This article was originally published in The Courier on 10 June 2017.
ACKLEY BRIDGE: Wednesday, Channel 4
THE SUMMER OF LOVE:
HOW HIPPIES CHANGED THE WORLD: Friday, BBC Four
If,
by the time you read this, the Conservatives are still in power, cheer yourself
up by picturing a typical Daily Mail
reader being appalled by ACKLEY BRIDGE.
You have to seek small comforts wherever you can find them.
This
new pre-watershed comedy-drama from Channel 4 depicts the merging of two
hitherto segregated comprehensive schools in a Yorkshire mill town. An uneasy
marriage of white and Asian communities ensues, although the mild tension
between the two factions is based more on mutual unfamiliarity than actual
prejudice.
Kids
are used to multiculturalism, it doesn’t bother them, but they do love their
established cliques.
The
sympathetic, irreverent tone was set by an opening scene in which two
teenage girls, one white, one Asian, drank cider and quoted Einstein while sat
on a sofa discarded in a skip. These kids are mouthy yet bright and for the
most part likeable. Their teachers are young and progressive, but with problems
of their own.
Ackley Bridge has more in common with the modern academy from Channel 4's own heart-warming and tacitly political documentary hit Educating Yorkshire than the bland melodrama of Waterloo Road.
So
far the dominant storyline involves those aforementioned girls, best friends
since childhood, suddenly finding themselves caught between groups from different
cultural backgrounds. The white girl struggles with her drug-addicted mother,
while her friend attempts to placate the judgemental gossip of her female
Muslim peers.
No
one is presented as a villain. It feels like an honest exploration of contemporary
playground drama.
The
white lad who espouses dubious UKIP doggerel is portrayed as eloquent yet
confused. An aggressive cameo from his father suggested that this ambiguous lad
is a disenfranchised victim of prejudice he’s picked up at home – prejudice he
doesn’t fully understand.
Given
its state-of-the-nation themes, Ackley
Bridge could all too easily descend into well-meaning earnestness.

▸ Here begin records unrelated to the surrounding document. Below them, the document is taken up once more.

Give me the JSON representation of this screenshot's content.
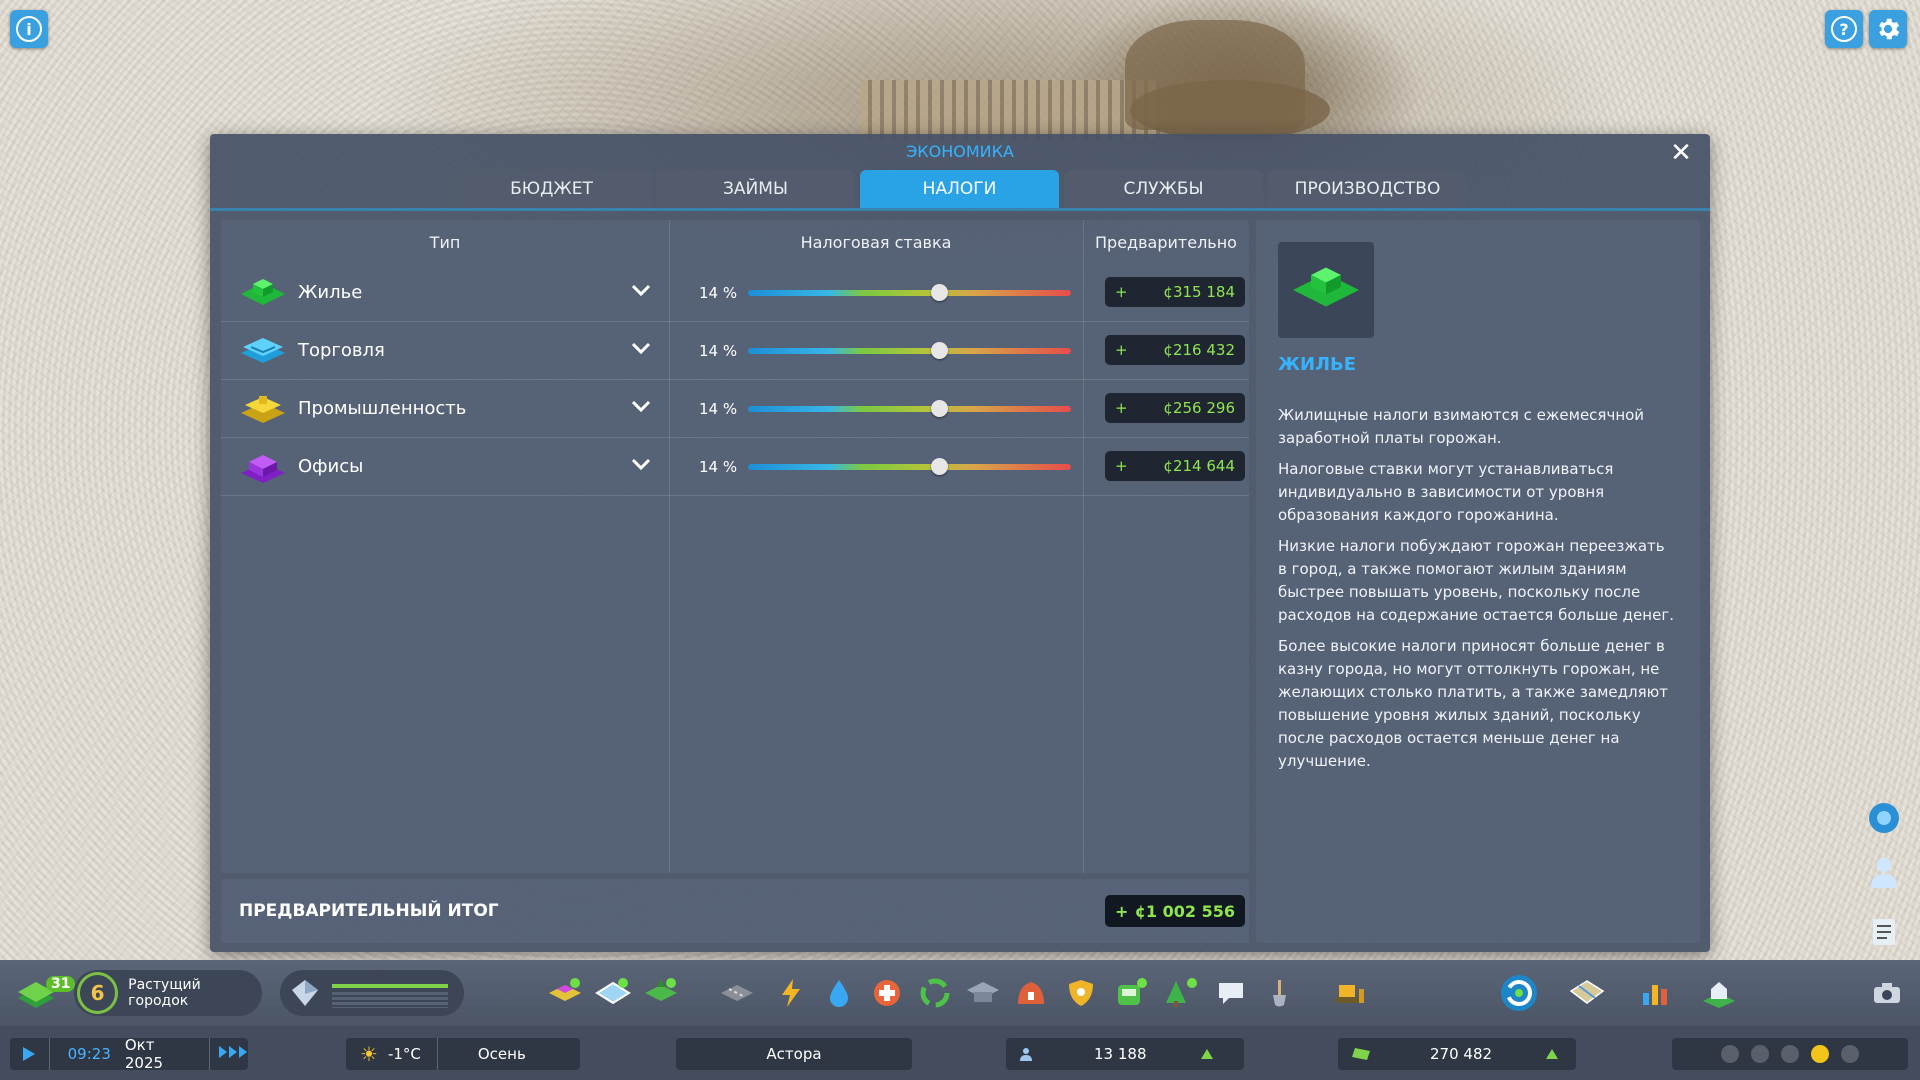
{
  "top_buttons": {
    "info": "i",
    "help": "?",
    "settings": "⚙"
  },
  "panel": {
    "title": "ЭКОНОМИКА",
    "close": "✕",
    "tabs": [
      {
        "label": "БЮДЖЕТ",
        "active": false
      },
      {
        "label": "ЗАЙМЫ",
        "active": false
      },
      {
        "label": "НАЛОГИ",
        "active": true
      },
      {
        "label": "СЛУЖБЫ",
        "active": false
      },
      {
        "label": "ПРОИЗВОДСТВО",
        "active": false
      }
    ]
  },
  "tax_table": {
    "headers": {
      "type": "Тип",
      "rate": "Налоговая ставка",
      "preview": "Предварительно"
    },
    "rows": [
      {
        "label": "Жилье",
        "icon": "residential-icon",
        "color": "#2fe64a",
        "rate_text": "14 %",
        "rate": 14,
        "slider_fraction": 0.59,
        "sign": "+",
        "amount": "¢315 184"
      },
      {
        "label": "Торговля",
        "icon": "commercial-icon",
        "color": "#35b8f0",
        "rate_text": "14 %",
        "rate": 14,
        "slider_fraction": 0.59,
        "sign": "+",
        "amount": "¢216 432"
      },
      {
        "label": "Промышленность",
        "icon": "industrial-icon",
        "color": "#f2cd22",
        "rate_text": "14 %",
        "rate": 14,
        "slider_fraction": 0.59,
        "sign": "+",
        "amount": "¢256 296"
      },
      {
        "label": "Офисы",
        "icon": "office-icon",
        "color": "#a23ce6",
        "rate_text": "14 %",
        "rate": 14,
        "slider_fraction": 0.59,
        "sign": "+",
        "amount": "¢214 644"
      }
    ],
    "total_label": "ПРЕДВАРИТЕЛЬНЫЙ ИТОГ",
    "total_sign": "+",
    "total_amount": "¢1 002 556"
  },
  "info": {
    "icon": "residential-icon",
    "title": "ЖИЛЬЕ",
    "paragraphs": [
      "Жилищные налоги взимаются с ежемесячной заработной платы горожан.",
      "Налоговые ставки могут устанавливаться индивидуально в зависимости от уровня образования каждого горожанина.",
      "Низкие налоги побуждают горожан переезжать в город, а также помогают жилым зданиям быстрее повышать уровень, поскольку после расходов на содержание остается больше денег.",
      "Более высокие налоги приносят больше денег в казну города, но могут оттолкнуть горожан, не желающих столько платить, а также замедляют повышение уровня жилых зданий, поскольку после расходов остается меньше денег на улучшение."
    ]
  },
  "toolbar": {
    "level": "31",
    "milestone_number": "6",
    "milestone_name": "Растущий городок",
    "milestone_progress": 1.0,
    "icons": [
      "zoning-icon",
      "area-icon",
      "landscaping-icon",
      "roads-icon",
      "electricity-icon",
      "water-icon",
      "health-icon",
      "garbage-icon",
      "education-icon",
      "fire-icon",
      "police-icon",
      "transport-icon",
      "parks-icon",
      "communications-icon",
      "landscape-tool-icon",
      "bulldozer-icon",
      "progression-icon",
      "map-tiles-icon",
      "statistics-icon",
      "city-services-icon",
      "photo-mode-icon"
    ]
  },
  "statusbar": {
    "time": "09:23",
    "date": "Окт 2025",
    "temperature": "-1°C",
    "season": "Осень",
    "city_name": "Астора",
    "population": "13 188",
    "money": "270 482",
    "happiness_level": 4
  }
}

Thankfully, it’s rescued by an astutely balanced lightness of touch which
doesn’t undermine its essential sincerity.
Early
days, of course, but I feel cautiously optimistic that Channel 4 have produced
a thoughtful, accessible mainstream drama that should appeal to its potentially
core audience of open-minded teenagers and adults.
If,
into the bargain, it upsets the most awful people in the country, that can only
be a good thing.
Conservatives
still haven’t forgiven the ‘60s counterculture for impregnating western society
with its filthy Marxist Commie creed of peace, love and equality.
That
original hippie protest movement fomented a vigorous mistrust of powerful elites
and a growing awareness of environmental issues. It encouraged people to
question the motives of politicians, the police and the media, to expand their
horizons and support social change.
They
may have failed to overthrow capitalism and put an end to war, but those stoned
idealists triggered a cultural revolution of incalculable influence on
subsequent generations. Not bad for a bunch of flower-munching longhairs.
In
the excellent two-part documentary THE
SUMMER OF LOVE: HOW HIPPIES CHANGED THE WORLD, an eloquent throng of ageing
American radicals reflected on the Age of Aquarius with a candid mixture of
nostalgia and regret.
They
reminded us that, despite its egalitarian optimism, hippie ideology was
underpinned with anger and anarchy. Critics dismissed them as naïve dreamers,
but these tie-dyed kids were deadly serious.
Their
heady stew of radical politics, rock music, eastern philosophy, organic living
and hallucinogens did, for one brief, exciting moment, feel like the gateway to
a better tomorrow.
It
couldn’t last, of course, at least not in the form of a mass movement. Drug
problems, internal hypocrisy, commercialisation and brutal government
crackdowns quickly saw to that.
Yet
as long as freedom of expression and alternative viewpoints are permitted in the mainstream, their legacy endures.